The project focused on the development of advanced nanostructured materials for more efficient utilization of light energy. In the context of growing demands for sustainable energy technologies, improving photoconversion efficiency represents one of the key challenges in modern materials science. The research consortium successfully designed, fabricated, and experimentally validated novel nanostructured semiconductor surfaces based on TiO₂ nanotube arrays, demonstrating significantly enhanced light-harvesting capability and photon-to-electron conversion efficiency. The knowledge generated within the project provides a foundation for future developments in photoelectrochemical systems, renewable energy technologies, and advanced optical and electrochemical sensing platforms.

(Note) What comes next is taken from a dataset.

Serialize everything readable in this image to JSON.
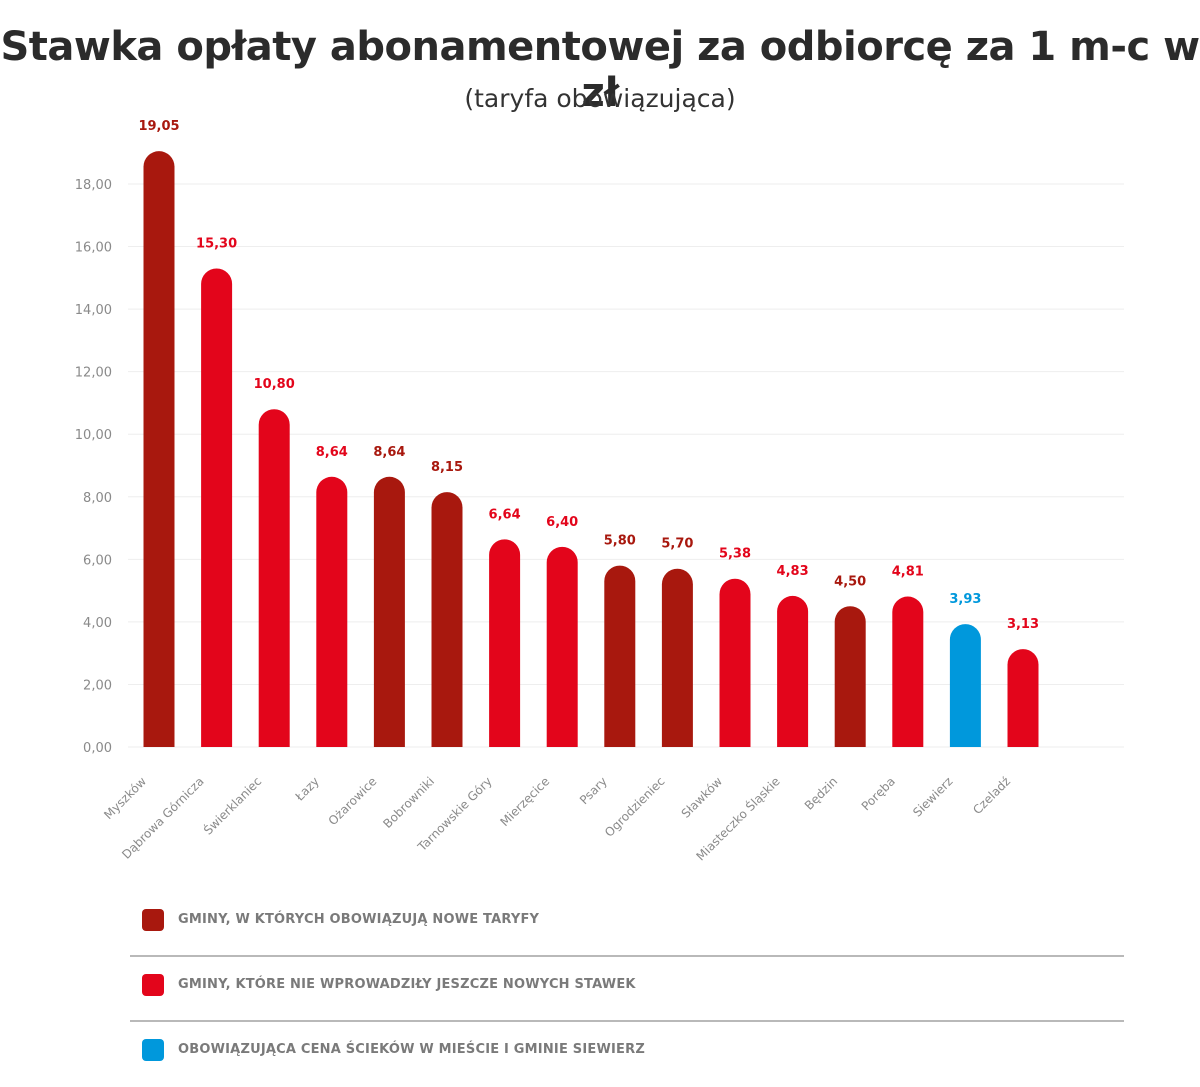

The project brought together research teams from the University of South Bohemia, Charles University, Warsaw University of Technology, and the Institute of Fluid-Flow Machinery of the Polish Academy of Sciences. The combination of expertise in plasma technologies, nanostructure fabrication, anodization processes, optical fiber sensors, and advanced material characterization enabled research that would not have been achievable within a single institution. Among the most significant outcomes of the project were the development of double-sided semitransparent photoelectrodes based on tailored TiO₂ nanotube architectures and the design of TiO₂/MXene heterostructures with substantially improved photoelectrochemical performance. These results were published in the high-impact journals Renewable and Sustainable Energy Reviews and ACS Nano. The published studies demonstrated that a precisely engineered nanostructure can significantly enhance light utilization efficiency, while the TiO₂/MXene heterostructures achieved up to a tenfold increase in photoconversion efficiency compared with reference systems.
The project outcomes were summarized in 13 scientific papers indexed in the Web of Science database, including nine publications in first-quartile (Q1) journals and four in first-decile (D1) journals. In addition, the project established new international research partnerships that have already resulted in follow-up collaborative projects and further expansion of cooperation in the fields of advanced nanomaterials, photoconversion, and sensing technologies.